U.S. National Institutes of Health: The National Institutes of Health (NIH) of the U.S. provides open access to many MRI and EEG datasets through the National Library of Medicine’s National Institutes of Health Data Sharing Repository.

Research Data Repositories: Zenodo, Figshare, and other research data repositories allow scientists to store, share, and publish their data in an open and transparent manner. These repositories are often committed to open access principles and provide a centralized location for data and metadata, as well as version control and preservation features.

Research Collaborations: Collaborative projects, such as the Human Connectome Project, the International Neuroimaging Data-Sharing Initiative (INDI), and the ABIDE (Autism Brain Imaging Data Exchange) project, provide open access to large datasets collected from multiple sites.

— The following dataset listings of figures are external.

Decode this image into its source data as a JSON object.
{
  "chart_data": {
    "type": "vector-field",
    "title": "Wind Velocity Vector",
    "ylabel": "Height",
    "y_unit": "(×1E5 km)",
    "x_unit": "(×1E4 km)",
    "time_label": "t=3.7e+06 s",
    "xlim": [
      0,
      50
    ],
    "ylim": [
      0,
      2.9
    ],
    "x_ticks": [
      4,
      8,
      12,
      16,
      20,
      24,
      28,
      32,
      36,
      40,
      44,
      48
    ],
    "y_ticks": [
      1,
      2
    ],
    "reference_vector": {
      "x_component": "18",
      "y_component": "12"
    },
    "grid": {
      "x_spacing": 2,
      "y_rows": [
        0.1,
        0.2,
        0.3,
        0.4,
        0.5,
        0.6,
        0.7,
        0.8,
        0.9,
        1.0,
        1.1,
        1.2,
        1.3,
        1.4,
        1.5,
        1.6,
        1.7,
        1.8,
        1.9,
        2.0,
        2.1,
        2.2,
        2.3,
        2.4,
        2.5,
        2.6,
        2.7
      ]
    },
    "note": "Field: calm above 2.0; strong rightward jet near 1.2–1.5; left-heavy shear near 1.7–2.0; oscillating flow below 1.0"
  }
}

Domain-Specific Repositories: There are also domain-specific repositories for various scientific fields, such as the NCBI Sequence Read Archive for genomics data, the European Geosciences Union Data Centre for Earth and Environmental Science data, and the International Astronomical Union’s SIMBAD database for astronomical data. These repositories often have specific requirements for data deposition and sharing but provide a dedicated space for researchers to share their data in an open and transparent manner.


Acknowledgments:

The go-to resource for creating and maintaining scientific projects was created by the Turing Way Project. We’ve adapted some of their material for the Data Management Plan section of the lesson above.

The Turing Way Community. (2022). The Turing Way: A handbook for reproducible, ethical and collaborative research (1.0.2). Zenodo. https://doi.org/10.5281/zenodo.7625728

Transparent project management template for the OSF plattform by WEC.H.J. Hartgerink

We’ve adapted some of the directory structure diagrams from the BIDS Standard Guide.

Where are we now?

Please take a moment to reflect on if and how your understanding of the concept of digital literacy has possibly changed following this lecture.

2.1 How well informed we’re you with regard to the current topic? (i.e., did you know what was expecting you?)

2.2 What was the most surprising part of the training/lecture for you? What information in particular stood out to you?